The man (Ward Cunningham) that coined the term ‘tech debt’ uses taking out a loan as a metaphor for the result of rushed software development. If you don’t pay it back in good time, interest accrues until the interest is eventually bigger than the loan itself. When that happens, you can’t modify the software anymore.
So, the logical conclusion is to pay down your loans. If you don’t, you’ll default to the point where the magnitude of the arrears necessitates starting over. Tech debt costs on several fronts: your system becomes sluggish, your people get grumpy and making changes becomes slow and risky.
But debt is not necessarily bad. We take on debt in our personal and professional capacities because it makes all sorts of things in life go faster, it lets us dream bigger: buying a home, growing a business etc. How would we do that without debt? Does the same apply to tech debt? As long as you pay it back? It seems that, like many things in life, sensible risk taking can lead to great things. What’s important is to make sure you have a good understanding of the risk factors that will shape the outcome.
Recently, we have been spending a lot of time on this assessment and the trade-off between speed of output and debt accumulation. We have found one metaphor really helpful; thinking about a busy commercial kitchen with the mess representing the debt. Cooking is a messy business (especially when Andrew is cooking) and not all of us embrace cleaning like Mrs. Doubtfire. The best way to run a successful kitchen is clean as you go. You peel a potato, you throw the peels away. The longer you leave a mess, the nastier it becomes. Sure, on that day you might go faster without cleaning up, but in the medium term, the mess is slowing you down and in the long term everything grinds to a halt.
Recognising the need to be constantly cleaning in order to go faster is the key message.
Management’s challenge is to get everyone in their team to understand that cleaning is a secret ingredient to sustained speed. It’s got to become a ‘that is just how we do it’ part of the culture in order to feel the difference.
We’ve seen incredible sums of money being raised in fintech in the last year. Many start-ups are becoming scale ups and use their funds to hire bigger tech teams. In the context of growing capacity, you can split these businesses into two broad categories:
- Those whose strong technical foundations can scale from an already high level of output.
- Those that need resources to tackle an unsteady core and increasing tech debt.
Obviously category 1 is where you want to be, but few find themselves there! For the majority in category 2, no matter how much talent you add, you will be asking great chefs to clean up an earlier shift’s kitchen mess. Not knowing the kitchen, your chefs are spending their time trying to navigate where everything is rather than cooking up something wonderful. Ideally, the clean up should happen before you get to this point. More chefs don’t necessarily make your kitchen run faster. Brought in at the wrong moment, they’ll just make it slow and expensive.

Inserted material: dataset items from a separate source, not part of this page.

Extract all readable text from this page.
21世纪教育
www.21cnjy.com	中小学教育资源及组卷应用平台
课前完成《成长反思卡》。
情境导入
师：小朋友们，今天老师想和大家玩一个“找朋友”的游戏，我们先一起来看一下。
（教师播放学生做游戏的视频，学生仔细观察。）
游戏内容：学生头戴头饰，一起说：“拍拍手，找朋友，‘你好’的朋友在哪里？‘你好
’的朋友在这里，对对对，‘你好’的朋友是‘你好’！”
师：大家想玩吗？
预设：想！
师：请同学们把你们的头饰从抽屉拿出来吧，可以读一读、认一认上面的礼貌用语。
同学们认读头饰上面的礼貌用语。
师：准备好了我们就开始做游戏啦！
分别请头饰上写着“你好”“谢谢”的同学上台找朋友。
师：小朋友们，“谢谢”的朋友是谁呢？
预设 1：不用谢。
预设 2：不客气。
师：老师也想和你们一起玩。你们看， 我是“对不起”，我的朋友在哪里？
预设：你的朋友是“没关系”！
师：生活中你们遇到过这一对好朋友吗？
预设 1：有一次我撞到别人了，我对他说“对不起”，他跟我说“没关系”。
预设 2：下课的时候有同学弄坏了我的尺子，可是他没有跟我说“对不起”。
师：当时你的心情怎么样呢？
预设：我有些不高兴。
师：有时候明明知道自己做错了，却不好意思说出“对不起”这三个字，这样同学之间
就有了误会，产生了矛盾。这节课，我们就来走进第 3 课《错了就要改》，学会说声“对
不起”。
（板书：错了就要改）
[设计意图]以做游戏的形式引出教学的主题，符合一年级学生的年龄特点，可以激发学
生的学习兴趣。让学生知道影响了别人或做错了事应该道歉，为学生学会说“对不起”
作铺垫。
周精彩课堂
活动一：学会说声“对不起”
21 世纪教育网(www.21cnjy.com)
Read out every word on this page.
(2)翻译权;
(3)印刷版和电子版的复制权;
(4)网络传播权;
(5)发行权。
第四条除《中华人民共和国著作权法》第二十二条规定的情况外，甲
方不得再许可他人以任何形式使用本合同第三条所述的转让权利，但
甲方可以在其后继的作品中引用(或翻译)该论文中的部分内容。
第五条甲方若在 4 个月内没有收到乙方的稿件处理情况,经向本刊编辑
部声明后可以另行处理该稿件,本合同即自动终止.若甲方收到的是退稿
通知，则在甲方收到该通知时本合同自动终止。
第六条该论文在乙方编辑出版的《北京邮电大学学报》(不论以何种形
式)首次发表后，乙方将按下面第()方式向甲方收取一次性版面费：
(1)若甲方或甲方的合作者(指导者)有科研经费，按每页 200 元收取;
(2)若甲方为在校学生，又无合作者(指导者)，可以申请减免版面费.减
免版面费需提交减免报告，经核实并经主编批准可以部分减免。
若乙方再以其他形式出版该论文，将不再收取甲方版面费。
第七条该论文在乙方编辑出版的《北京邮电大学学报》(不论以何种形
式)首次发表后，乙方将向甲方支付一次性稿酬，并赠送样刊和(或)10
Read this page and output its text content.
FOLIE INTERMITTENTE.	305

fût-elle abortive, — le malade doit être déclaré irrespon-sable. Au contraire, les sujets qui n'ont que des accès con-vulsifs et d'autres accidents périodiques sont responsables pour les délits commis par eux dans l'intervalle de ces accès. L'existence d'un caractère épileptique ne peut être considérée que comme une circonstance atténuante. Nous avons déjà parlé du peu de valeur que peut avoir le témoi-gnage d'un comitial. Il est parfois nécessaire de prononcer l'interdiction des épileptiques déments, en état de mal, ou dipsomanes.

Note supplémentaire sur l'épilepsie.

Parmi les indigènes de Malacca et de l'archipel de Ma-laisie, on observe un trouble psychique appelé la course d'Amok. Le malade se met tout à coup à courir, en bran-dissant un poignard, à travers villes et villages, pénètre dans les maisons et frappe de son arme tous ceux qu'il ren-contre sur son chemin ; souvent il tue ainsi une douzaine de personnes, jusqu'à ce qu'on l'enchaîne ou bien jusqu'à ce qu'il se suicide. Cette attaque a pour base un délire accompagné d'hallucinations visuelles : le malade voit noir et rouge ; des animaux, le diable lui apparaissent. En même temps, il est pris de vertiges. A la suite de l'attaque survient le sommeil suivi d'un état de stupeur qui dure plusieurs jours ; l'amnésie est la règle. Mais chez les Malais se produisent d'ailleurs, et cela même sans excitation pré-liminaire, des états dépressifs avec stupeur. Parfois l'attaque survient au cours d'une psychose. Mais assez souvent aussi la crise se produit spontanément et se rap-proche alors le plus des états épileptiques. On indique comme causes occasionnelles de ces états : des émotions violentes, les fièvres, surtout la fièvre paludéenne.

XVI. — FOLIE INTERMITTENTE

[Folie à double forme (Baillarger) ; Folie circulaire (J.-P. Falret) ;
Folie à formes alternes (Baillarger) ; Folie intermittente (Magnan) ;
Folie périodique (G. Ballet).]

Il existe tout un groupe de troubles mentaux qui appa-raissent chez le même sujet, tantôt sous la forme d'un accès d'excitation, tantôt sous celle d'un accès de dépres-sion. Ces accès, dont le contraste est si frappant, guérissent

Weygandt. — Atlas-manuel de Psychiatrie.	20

JUMO, at only 6 years old, has built a scaleable banking technology platform. We’ve allocated significant resources to paying off tech debt, but while our core is strong, we need to work hard to ensure it’s set up in a way that continues to allow for fast and flexible delivery in the future. We are constantly surprised by how little we are engaged on the topic. It’s a vital part of understanding how ready a system is to capitalise on the next iteration of the core product or driving fit in a new product.
Our view is that this dimension is going to become a more prominent feature of investment conversations. It’s not going to be enough to claim that money will solve the problem. Passing more focused scrutiny on what’s going on in your kitchen will become an important part of qualifying for capital and deciding how you then put that money to work. It’s clear that, if you run a software business with a developer-heavy cost base, it’s damned expensive to have a mess in the kitchen.